Collectors are notably helpful when accumulating MULTISET nested collections. An instance has been given right here, the place a nested assortment was additionally mapped into such a Map<Okay, V>.

Reactive fetching

Ranging from jOOQ 3.15, R2DBC has been supported. Which means ResultQuery<R> is now additionally a reactive streams Writer<R> (each the reactive-streams API and the JDK 9 Move API are supported for higher interoperability).

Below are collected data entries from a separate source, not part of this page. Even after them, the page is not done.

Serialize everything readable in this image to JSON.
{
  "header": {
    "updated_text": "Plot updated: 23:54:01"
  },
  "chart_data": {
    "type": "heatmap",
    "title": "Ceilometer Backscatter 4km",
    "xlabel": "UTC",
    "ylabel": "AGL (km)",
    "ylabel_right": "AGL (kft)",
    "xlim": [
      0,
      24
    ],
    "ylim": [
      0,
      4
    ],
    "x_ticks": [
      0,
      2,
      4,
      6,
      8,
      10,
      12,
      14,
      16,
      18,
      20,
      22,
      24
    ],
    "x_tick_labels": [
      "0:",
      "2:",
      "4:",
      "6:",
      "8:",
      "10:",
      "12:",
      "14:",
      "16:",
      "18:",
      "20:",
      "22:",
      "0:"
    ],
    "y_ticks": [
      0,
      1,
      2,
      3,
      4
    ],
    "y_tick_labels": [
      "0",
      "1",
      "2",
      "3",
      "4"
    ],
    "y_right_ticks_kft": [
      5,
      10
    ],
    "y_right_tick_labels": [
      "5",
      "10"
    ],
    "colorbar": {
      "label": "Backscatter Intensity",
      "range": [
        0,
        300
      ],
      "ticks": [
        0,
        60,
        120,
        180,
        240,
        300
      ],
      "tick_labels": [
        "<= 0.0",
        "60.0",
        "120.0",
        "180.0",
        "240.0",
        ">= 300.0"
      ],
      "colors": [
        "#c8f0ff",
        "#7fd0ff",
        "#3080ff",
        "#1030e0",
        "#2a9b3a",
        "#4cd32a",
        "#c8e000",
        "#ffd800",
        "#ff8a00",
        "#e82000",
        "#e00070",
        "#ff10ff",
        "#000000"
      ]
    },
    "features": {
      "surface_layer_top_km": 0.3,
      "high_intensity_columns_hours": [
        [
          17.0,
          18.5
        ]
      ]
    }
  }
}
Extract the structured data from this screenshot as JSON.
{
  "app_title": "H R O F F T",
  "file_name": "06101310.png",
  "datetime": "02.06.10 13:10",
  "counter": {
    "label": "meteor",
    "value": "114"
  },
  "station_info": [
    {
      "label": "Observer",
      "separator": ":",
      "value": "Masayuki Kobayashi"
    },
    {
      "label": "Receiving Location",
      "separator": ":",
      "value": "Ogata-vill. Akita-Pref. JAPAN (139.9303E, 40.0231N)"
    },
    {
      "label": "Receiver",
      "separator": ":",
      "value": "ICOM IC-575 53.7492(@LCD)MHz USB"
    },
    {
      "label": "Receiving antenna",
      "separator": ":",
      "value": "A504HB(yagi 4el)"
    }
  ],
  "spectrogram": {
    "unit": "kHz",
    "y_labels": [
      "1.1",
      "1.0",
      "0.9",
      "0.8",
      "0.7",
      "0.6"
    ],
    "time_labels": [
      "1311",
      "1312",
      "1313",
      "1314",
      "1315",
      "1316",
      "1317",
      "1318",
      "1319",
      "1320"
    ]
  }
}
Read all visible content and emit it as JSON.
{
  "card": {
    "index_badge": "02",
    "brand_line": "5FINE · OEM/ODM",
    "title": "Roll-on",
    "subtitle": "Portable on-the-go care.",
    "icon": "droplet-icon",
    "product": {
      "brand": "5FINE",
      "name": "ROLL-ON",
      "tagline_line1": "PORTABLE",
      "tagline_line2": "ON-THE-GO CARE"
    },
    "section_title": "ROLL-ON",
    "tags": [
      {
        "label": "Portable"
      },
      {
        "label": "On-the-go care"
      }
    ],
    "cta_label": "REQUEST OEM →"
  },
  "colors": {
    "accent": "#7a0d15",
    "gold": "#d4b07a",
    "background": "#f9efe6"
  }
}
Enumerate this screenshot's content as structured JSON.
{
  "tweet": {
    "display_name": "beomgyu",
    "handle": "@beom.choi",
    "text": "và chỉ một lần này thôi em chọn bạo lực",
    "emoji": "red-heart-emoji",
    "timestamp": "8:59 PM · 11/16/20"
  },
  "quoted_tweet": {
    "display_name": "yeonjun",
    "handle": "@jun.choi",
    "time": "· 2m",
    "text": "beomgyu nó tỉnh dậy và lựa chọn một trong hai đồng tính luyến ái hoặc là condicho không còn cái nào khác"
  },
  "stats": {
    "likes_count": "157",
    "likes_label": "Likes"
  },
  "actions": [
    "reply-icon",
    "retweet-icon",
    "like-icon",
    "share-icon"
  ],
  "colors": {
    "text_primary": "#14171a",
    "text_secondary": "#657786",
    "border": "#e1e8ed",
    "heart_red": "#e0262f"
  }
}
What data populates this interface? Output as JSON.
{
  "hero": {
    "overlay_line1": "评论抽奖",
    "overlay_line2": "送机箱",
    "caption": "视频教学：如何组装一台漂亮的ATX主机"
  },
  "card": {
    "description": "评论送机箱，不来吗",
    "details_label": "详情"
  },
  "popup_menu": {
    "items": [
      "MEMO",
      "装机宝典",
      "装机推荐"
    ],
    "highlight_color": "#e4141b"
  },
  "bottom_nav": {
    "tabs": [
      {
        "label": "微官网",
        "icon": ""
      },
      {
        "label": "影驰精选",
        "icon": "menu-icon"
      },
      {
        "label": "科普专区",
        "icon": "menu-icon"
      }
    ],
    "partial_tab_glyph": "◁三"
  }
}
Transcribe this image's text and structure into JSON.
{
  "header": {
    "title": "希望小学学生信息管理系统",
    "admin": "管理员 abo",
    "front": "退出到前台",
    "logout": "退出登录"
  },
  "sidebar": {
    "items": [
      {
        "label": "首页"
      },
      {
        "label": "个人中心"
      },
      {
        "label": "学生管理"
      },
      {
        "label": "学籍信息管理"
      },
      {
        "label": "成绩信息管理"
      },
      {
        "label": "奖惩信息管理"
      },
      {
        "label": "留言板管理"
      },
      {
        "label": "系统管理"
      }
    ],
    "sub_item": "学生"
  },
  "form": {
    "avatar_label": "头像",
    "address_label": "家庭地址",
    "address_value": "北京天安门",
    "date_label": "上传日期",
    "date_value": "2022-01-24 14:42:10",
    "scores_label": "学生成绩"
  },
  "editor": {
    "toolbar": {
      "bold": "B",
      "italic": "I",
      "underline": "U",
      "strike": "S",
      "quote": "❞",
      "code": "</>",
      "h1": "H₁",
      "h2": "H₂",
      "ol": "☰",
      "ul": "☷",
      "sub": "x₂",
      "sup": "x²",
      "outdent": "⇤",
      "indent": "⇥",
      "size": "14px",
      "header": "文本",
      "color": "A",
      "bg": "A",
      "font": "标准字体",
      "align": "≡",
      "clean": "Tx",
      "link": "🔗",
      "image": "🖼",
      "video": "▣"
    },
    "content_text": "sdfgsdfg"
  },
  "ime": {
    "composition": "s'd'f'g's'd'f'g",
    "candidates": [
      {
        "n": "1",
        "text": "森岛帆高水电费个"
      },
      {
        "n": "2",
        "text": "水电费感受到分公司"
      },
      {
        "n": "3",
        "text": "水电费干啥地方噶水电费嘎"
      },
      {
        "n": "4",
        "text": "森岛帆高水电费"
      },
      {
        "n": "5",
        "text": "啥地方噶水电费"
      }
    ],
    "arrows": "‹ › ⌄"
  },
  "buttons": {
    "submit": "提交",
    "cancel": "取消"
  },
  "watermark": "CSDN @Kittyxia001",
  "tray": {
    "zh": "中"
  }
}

So, simply decide your favorite reactive streams API of alternative, e.g. reactor, and stream jOOQ outcome units reactively like this:

Flux<Record1<String>> flux = Flux.from(ctx
    .choose(BOOK.TITLE)
    .from(BOOK)
);

Many fetching

Final however not least, there are uncommon instances when your question produces a couple of outcome set. This was once fairly en vogue in SQL Server and associated RDBMS, the place saved procedures may produce cursors. MySQL and Oracle even have the characteristic. For instance:

Outcomes outcomes = ctx.fetch("sp_help");

for (Consequence<?> outcome : outcomes) {
    for (Document report : outcome) {
        // ...
    }
}

The usual foreach loop will solely iterate outcomes, however you may also entry the interleaved row counts utilizing Outcomes.resultsOrRows() if that’s of curiosity to you as nicely.

Conclusion

Comfort and developer person expertise is on the core of jOOQ’s API design. Like every good assortment API, jOOQ provides a wide range of composable primitives that enable for extra successfully integrating SQL into your utility.

SQL is only a description of a knowledge construction. jOOQ helps describe that knowledge construction in a kind secure means on the JVM. It’s pure for additional processing to be doable in an equally sort secure means, as we’re used to from the JDK’s personal assortment APIs, or third events like jOOλ, vavr, streamex, and so on.